One-sided decaying squared error

21 Views Asked by At

I'm trying to build a loss function to be used with a machine learning regression model that results in something that's almost a hybrid of classification and regression.

The idea is to decrease the penalty to the extent that the prediction is directionally similar to the true $y$ value (e.g., $\hat {y} = 1, y = 3$ is penalized less than $\hat {y} = 1, y = -1$ despite the distance being the same in both cases).

What I have so far is a function that will approach a simple squared error to the extent that $y$ and $\hat {y}$ are directionally dissimilar but will decay with directional similarity:

$\Large \frac {1}{e^{\hat {y}(y-\hat {y})}}\normalsize (y-\hat {y})^2$

In each of the following examples, $y$ is represented on the $x$ axis and $\hat {y}$ is fixed. All of these were generated with https://www.desmos.com/calculator and if you add a slider for the value of $\hat {y}$, you can animate it and the effect becomes more obvious.

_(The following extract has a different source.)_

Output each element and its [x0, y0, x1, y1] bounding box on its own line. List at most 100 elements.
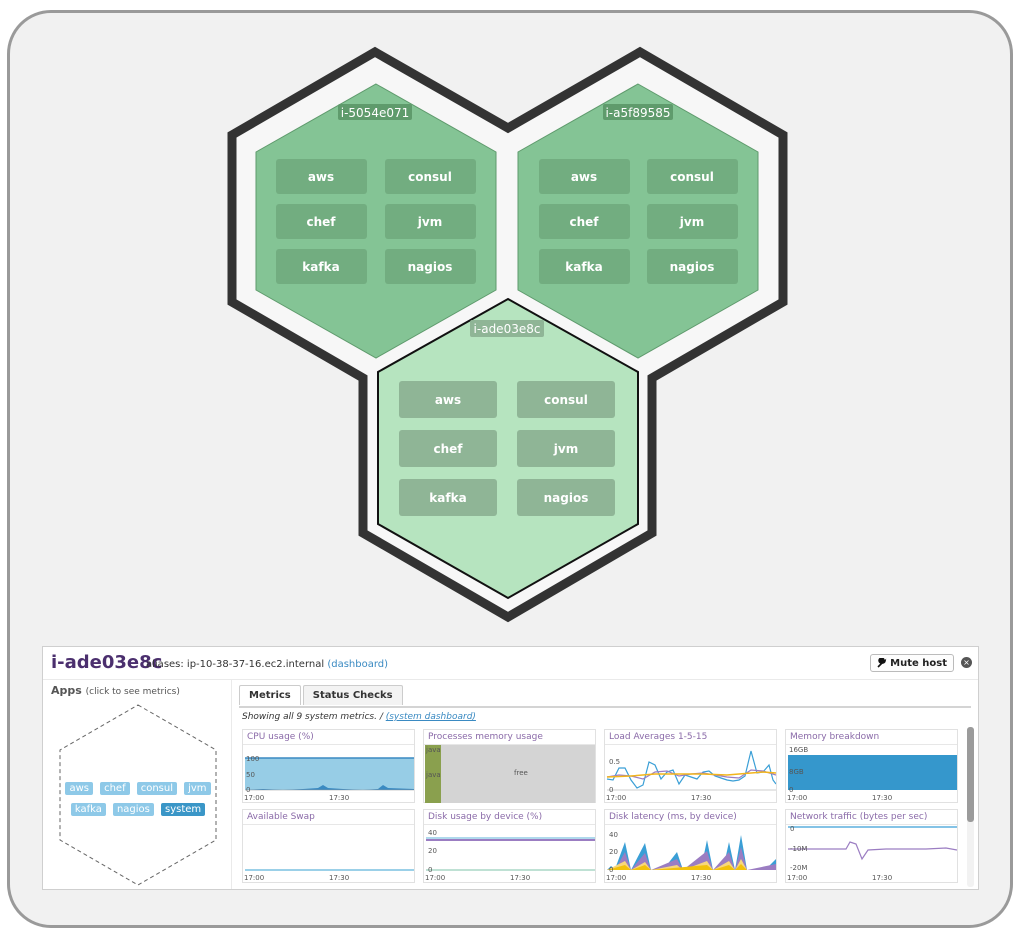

This is with $\hat {y}=0$. The function output is $y^2$, which is equal to $(y-\hat {y})^2$.

enter image description here

This is with $\hat {y}=0.5$. The right side starts to bend over with the goal of rewarding predictions that are in the direction of the $y$. As $y$ becomes more positive, the precision of $\hat {y}$ is less important.

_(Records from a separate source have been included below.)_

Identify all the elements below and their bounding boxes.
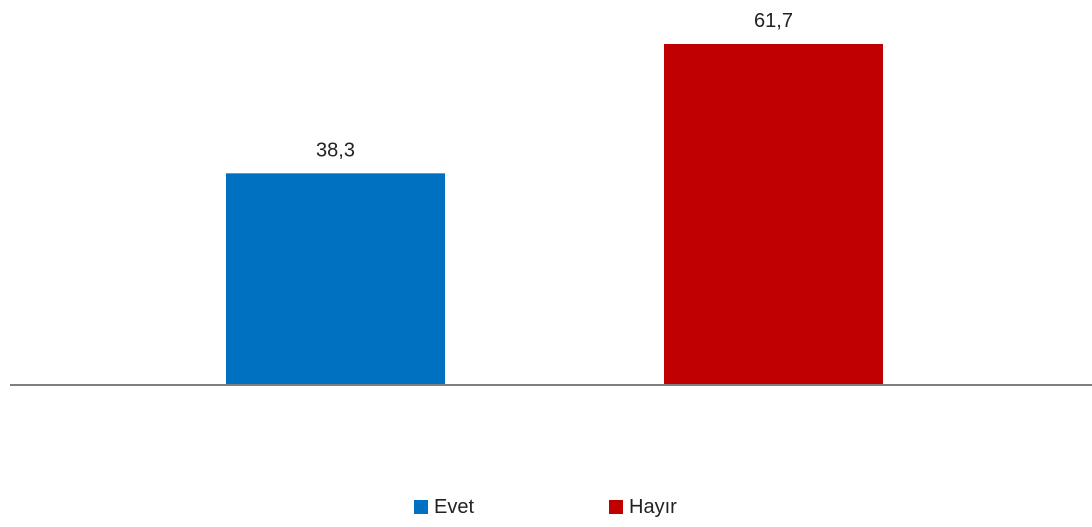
bars-group [226,44,883,385]
data-label-hayir: 61,7 [754,10,793,32]
legend-label-evet: Evet [434,495,475,518]
legend-swatch-evet [414,500,428,514]
bar-hayir [664,44,883,385]
legend: Evet Hayır [0,492,1092,522]
legend-swatch-hayir [609,500,623,514]
bar-evet [226,173,445,385]
data-label-evet: 38,3 [316,139,355,161]
data-labels-group: 38,3 61,7 [316,10,793,161]
legend-item-hayir: Hayır [609,492,677,522]
legend-item-evet: Evet [414,492,474,522]
legend-label-hayir: Hayır [629,495,677,518]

enter image description here

And again with $\hat {y}=1$. Because $\hat {y}$ is larger than the previous example, the loss is smaller at all $y > 1$ but larger at $y = 0$.

enter image description here

$\hat {y} = -0.5$ and $\hat {y} = -1$ results in mirror images of the last two.


I think this is almost usable as it is, but it needs a modification. Specifically, I'd like the curve to bend over in a way that is proportional to the size of $y$ and/or $\hat y$. For instance, the output where $\hat {y} = 1, y = 5$ should be at the same point on the curve as the output where $\hat {y} = 0.1, y = 0.5$.

I've tried to modify the function, specifically dividing $e$ by $|p|$ but I don't think it's getting there, so I'm opening it up for ideas. Another extension of this would be for the right-hand side to be monotonic but still asymptotic rather than decaying back to zero.

Any suggestions are welcome.